AMP: a new time-frequency feature extraction method for intermittent time-series data
This addresses a specific bottleneck in machine learning for domains with intermittent time-series data, such as monitoring or behavioral analysis, but it is incremental as it builds on existing feature extraction and clustering techniques.
The authors tackled the problem of extracting features from intermittent time-series data, which have constant values with sharp, transient changes, by proposing AMP, a method that aggregates, decomposes, and projects data to capture time-frequency patterns. They demonstrated that AMP significantly outperforms traditional clustering methods on synthetic data and effectively identifies real-world sub-populations in a real dataset.

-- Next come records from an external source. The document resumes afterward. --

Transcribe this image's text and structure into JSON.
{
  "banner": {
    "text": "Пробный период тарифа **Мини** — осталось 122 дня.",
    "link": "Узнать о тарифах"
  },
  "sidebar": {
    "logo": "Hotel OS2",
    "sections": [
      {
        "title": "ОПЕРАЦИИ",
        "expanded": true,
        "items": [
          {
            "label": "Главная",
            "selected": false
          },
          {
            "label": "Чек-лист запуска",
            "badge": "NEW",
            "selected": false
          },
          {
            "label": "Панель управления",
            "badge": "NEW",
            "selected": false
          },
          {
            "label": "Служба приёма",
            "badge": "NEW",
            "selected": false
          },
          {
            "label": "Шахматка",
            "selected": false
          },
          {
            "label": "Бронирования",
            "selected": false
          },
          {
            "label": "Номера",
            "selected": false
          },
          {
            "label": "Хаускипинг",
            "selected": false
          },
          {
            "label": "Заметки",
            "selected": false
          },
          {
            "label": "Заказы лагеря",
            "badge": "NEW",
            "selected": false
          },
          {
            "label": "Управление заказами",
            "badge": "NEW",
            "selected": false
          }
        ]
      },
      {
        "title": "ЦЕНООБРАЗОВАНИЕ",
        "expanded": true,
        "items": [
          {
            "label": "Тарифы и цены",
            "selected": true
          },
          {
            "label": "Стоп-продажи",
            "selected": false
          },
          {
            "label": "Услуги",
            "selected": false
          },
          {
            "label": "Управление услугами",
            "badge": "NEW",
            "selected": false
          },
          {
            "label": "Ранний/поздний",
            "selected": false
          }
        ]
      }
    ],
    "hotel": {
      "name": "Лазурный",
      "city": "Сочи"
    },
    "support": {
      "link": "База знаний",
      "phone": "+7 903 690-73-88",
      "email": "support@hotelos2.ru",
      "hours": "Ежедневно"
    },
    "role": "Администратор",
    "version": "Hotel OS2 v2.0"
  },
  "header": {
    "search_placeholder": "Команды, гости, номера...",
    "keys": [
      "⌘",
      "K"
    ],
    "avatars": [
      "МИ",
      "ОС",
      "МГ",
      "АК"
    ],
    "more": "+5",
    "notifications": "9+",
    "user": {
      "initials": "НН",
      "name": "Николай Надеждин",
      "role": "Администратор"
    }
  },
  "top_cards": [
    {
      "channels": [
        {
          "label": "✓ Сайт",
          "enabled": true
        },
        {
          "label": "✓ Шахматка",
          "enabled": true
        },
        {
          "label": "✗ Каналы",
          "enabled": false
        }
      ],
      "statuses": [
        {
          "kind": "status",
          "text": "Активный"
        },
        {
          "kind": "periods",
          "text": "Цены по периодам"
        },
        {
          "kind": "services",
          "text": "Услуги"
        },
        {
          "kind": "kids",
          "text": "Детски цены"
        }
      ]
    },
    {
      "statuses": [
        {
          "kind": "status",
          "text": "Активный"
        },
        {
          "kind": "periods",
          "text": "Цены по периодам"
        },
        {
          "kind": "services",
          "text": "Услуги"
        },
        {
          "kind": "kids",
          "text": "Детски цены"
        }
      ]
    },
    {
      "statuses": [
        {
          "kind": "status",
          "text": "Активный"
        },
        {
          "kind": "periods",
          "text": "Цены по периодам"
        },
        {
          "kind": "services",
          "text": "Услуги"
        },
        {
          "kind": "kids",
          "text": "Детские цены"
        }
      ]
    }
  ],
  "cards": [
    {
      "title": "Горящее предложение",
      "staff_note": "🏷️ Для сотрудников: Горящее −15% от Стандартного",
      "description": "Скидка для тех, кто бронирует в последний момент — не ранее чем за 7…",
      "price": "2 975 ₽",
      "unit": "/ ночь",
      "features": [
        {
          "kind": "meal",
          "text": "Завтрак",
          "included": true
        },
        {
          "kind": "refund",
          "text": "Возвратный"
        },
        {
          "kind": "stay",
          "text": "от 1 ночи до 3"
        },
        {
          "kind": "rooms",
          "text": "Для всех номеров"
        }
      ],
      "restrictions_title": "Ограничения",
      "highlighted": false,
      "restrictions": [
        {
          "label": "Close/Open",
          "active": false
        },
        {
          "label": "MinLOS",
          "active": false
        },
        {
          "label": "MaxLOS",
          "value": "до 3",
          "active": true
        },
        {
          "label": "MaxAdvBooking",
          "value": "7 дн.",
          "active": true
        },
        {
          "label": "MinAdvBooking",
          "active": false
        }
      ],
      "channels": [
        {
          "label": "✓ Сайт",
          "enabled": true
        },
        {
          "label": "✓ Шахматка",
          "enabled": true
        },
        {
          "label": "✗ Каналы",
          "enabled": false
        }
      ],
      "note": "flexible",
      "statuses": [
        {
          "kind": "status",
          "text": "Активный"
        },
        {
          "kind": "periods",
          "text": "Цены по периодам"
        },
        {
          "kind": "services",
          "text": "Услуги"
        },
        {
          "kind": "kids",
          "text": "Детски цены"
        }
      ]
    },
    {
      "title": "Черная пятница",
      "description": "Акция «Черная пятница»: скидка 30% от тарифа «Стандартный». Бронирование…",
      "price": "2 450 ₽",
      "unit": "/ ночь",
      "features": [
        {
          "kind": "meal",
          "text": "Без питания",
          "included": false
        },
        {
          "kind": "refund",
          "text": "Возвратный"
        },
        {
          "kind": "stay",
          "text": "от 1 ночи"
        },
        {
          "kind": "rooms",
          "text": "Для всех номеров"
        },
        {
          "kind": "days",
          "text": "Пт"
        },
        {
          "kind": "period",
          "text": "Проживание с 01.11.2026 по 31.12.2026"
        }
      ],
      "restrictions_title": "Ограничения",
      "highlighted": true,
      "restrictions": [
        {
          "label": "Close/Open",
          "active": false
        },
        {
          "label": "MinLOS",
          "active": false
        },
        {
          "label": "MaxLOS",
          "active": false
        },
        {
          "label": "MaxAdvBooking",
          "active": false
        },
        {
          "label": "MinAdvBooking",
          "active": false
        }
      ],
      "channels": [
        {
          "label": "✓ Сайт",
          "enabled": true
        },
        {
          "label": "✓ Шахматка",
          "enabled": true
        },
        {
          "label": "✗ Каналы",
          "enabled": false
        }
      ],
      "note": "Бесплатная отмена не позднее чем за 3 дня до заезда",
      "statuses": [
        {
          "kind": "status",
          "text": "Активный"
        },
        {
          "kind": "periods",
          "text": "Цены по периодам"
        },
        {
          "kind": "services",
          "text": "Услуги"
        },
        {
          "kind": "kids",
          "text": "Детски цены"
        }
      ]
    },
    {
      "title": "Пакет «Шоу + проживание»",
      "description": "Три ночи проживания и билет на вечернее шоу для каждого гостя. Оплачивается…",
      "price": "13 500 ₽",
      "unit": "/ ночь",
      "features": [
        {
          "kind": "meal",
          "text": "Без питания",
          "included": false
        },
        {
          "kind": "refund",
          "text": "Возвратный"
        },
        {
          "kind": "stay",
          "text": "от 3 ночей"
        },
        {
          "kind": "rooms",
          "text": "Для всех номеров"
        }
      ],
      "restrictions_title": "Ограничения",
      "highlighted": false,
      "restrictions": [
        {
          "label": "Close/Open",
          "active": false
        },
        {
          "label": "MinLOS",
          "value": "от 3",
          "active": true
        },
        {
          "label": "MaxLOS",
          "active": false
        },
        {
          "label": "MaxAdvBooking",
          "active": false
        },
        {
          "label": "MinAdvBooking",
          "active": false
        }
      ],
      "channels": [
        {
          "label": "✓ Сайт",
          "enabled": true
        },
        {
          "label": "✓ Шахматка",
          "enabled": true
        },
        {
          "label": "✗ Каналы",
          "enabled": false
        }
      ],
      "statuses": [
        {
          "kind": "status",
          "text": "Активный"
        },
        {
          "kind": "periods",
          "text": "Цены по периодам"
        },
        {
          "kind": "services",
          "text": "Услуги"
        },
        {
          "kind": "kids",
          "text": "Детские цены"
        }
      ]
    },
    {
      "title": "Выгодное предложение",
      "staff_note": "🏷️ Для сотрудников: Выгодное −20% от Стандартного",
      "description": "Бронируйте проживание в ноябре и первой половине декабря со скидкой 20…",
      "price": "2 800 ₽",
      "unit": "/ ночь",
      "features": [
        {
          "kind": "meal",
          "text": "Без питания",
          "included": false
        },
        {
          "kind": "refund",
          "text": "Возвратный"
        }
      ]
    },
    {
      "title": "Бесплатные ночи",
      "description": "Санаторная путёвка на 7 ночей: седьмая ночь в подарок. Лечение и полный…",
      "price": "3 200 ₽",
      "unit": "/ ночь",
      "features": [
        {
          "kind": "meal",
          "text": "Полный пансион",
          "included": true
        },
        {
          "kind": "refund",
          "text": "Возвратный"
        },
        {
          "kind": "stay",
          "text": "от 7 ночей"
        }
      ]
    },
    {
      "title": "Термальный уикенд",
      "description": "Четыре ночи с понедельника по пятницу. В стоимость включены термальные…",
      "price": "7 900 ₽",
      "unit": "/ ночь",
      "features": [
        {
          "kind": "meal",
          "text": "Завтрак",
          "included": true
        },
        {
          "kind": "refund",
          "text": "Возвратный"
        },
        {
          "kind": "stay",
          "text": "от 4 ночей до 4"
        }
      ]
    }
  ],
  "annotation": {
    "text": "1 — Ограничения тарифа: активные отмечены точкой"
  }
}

The characterisation of time-series data via their most salient features is extremely important in a range of machine learning task, not least of all with regards to classification and clustering. While there exist many feature extraction techniques suitable for non-intermittent time-series data, these approaches are not always appropriate for intermittent time-series data, where intermittency is characterized by constant values for large periods of time punctuated by sharp and transient increases or decreases in value. Motivated by this, we present aggregation, mode decomposition and projection (AMP) a feature extraction technique particularly suited to intermittent time-series data which contain time-frequency patterns. For our method all individual time-series within a set are combined to form a non-intermittent aggregate. This is decomposed into a set of components which represent the intrinsic time-frequency signals within the data set. Individual time-series can then be fit to these components to obtain a set of numerical features that represent their intrinsic time-frequency patterns. To demonstrate the effectiveness of AMP, we evaluate against the real word task of clustering intermittent time-series data. Using synthetically generated data we show that a clustering approach which uses the features derived from AMP significantly outperforms traditional clustering methods. Our technique is further exemplified on a real world data set where AMP can be used to discover groupings of individuals which correspond to real world sub-populations.